Mi alzai dal letto un po' traballante e bevvi un lungo sorso di acqua fresca dal bicchiere che era stato posto sul comodino. Mi guardai intorno e notai che quella stanza era asettica, priva di ogni possibile riconoscimento del proprietario tranne che per una singola ed unica foto posta in una cornice d'argento sulla libreria. Essa rappresentava il primo piano del volto di una bambina dai capelli lunghi e dagli occhi rosso vivo con la bocca aperta e i canini denudati. Nonostante non fosse l'immagine ideale della dolcezza, la bambina era davvero bella. Rimasi lì imbambolata a guardare la foto fino a quando non sentii un lieve bussare alla porta. Feci un sobbalzo e immediatamente la paura attanagliò il mio stomaco. Con la voce incrinata incitai chiunque fosse dietro a quella porta di entrare.
- Oh, signorina Lilu, vedo che siete già in piedi. -
Guardai la donna minuta avanzare impettita dentro la stanza per mettersi immediatamente a rifare il letto con una precisione quasi maniacale. I capelli biondi a caschetto le ricadevano costantemente davanti agli occhi facendola sbuffare lievemente. Tossii per attirare l'attenzione e quella subito si girò di scatto verso di me.
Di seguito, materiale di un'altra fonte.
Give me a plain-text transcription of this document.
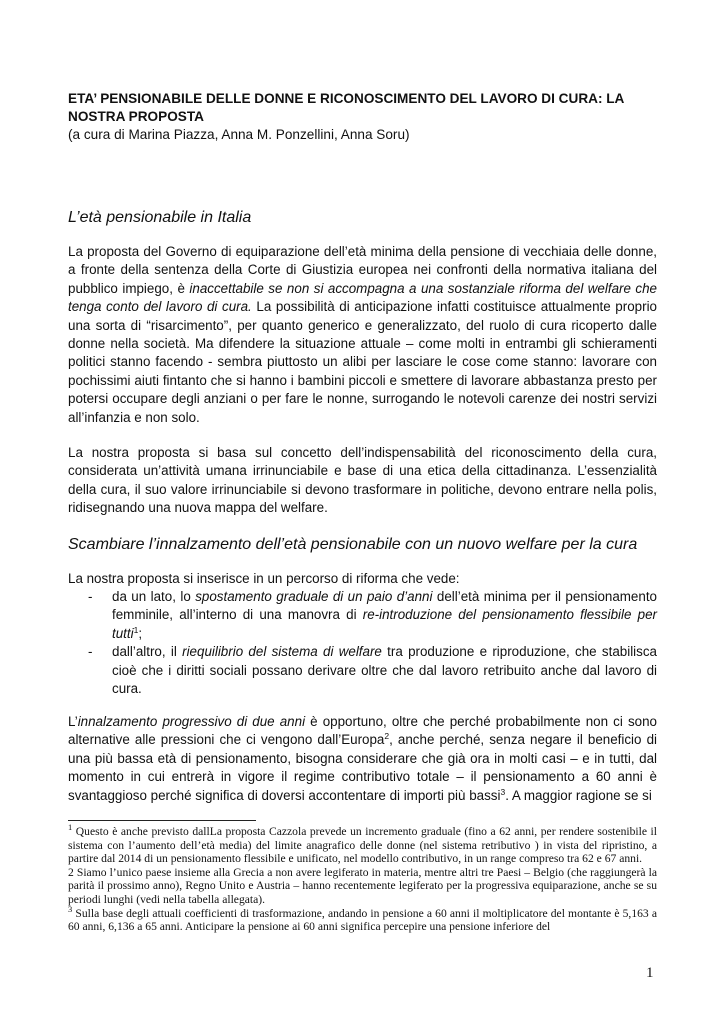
ETA’ PENSIONABILE DELLE DONNE E RICONOSCIMENTO DEL LAVORO DI CURA: LA NOSTRA PROPOSTA

(a cura di Marina Piazza, Anna M. Ponzellini, Anna Soru)

L’età pensionabile in Italia

La proposta del Governo di equiparazione dell’età minima della pensione di vecchiaia delle donne, a fronte della sentenza della Corte di Giustizia europea nei confronti della normativa italiana del pubblico impiego, è inaccettabile se non si accompagna a una sostanziale riforma del welfare che tenga conto del lavoro di cura. La possibilità di anticipazione infatti costituisce attualmente proprio una sorta di “risarcimento”, per quanto generico e generalizzato, del ruolo di cura ricoperto dalle donne nella società. Ma difendere la situazione attuale – come molti in entrambi gli schieramenti politici stanno facendo - sembra piuttosto un alibi per lasciare le cose come stanno: lavorare con pochissimi aiuti fintanto che si hanno i bambini piccoli e smettere di lavorare abbastanza presto per potersi occupare degli anziani o per fare le nonne, surrogando le notevoli carenze dei nostri servizi all’infanzia e non solo.

La nostra proposta si basa sul concetto dell’indispensabilità del riconoscimento della cura, considerata un’attività umana irrinunciabile e base di una etica della cittadinanza. L’essenzialità della cura, il suo valore irrinunciabile si devono trasformare in politiche, devono entrare nella polis, ridisegnando una nuova mappa del welfare.

Scambiare l’innalzamento dell’età pensionabile con un nuovo welfare per la cura

La nostra proposta si inserisce in un percorso di riforma che vede:

- da un lato, lo spostamento graduale di un paio d’anni dell’età minima per il pensionamento femminile, all’interno di una manovra di re-introduzione del pensionamento flessibile per tutti$^1$;
- dall’altro, il riequilibrio del sistema di welfare tra produzione e riproduzione, che stabilisca cioè che i diritti sociali possano derivare oltre che dal lavoro retribuito anche dal lavoro di cura.

L’innalzamento progressivo di due anni è opportuno, oltre che perché probabilmente non ci sono alternative alle pressioni che ci vengono dall’Europa$^2$, anche perché, senza negare il beneficio di una più bassa età di pensionamento, bisogna considerare che già ora in molti casi – e in tutti, dal momento in cui entrerà in vigore il regime contributivo totale – il pensionamento a 60 anni è svantaggioso perché significa di doversi accontentare di importi più bassi$^3$. A maggior ragione se si

$^1$ Questo è anche previsto dallLa proposta Cazzola prevede un incremento graduale (fino a 62 anni, per rendere sostenibile il sistema con l’aumento dell’età media) del limite anagrafico delle donne (nel sistema retributivo ) in vista del ripristino, a partire dal 2014 di un pensionamento flessibile e unificato, nel modello contributivo, in un range compreso tra 62 e 67 anni.

2 Siamo l’unico paese insieme alla Grecia a non avere legiferato in materia, mentre altri tre Paesi – Belgio (che raggiungerà la parità il prossimo anno), Regno Unito e Austria – hanno recentemente legiferato per la progressiva equiparazione, anche se su periodi lunghi (vedi nella tabella allegata).

$^3$ Sulla base degli attuali coefficienti di trasformazione, andando in pensione a 60 anni il moltiplicatore del montante è 5,163 a 60 anni, 6,136 a 65 anni. Anticipare la pensione ai 60 anni significa percepire una pensione inferiore del

1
- Oh cielo mi scusi signorina, non dovevo rifare il letto davanti a lei. Oh che sbadata, non mi sono nemmeno presentata! Mi scusi davvero molto, sono nuova e non sono molto pratica in convenevoli. Il signorino Kushiro mi ha assunta esclusivamente per servirla, signorina. Sono quindi a sua completa disposizione. - Fece un sorriso enorme. - Ho ricevuto un messaggio dalle altre cameriere. Mi hanno riferito che entro le venti di stasera deve essere lavata, improfumata, acconciata e vestita per la cena. Il signorino Kushiro è un demone molto puntuale e pretende che tutti, in casa sua, lo siano. -
- Grazie per avermelo detto... - aspettai che dicesse il suo nome.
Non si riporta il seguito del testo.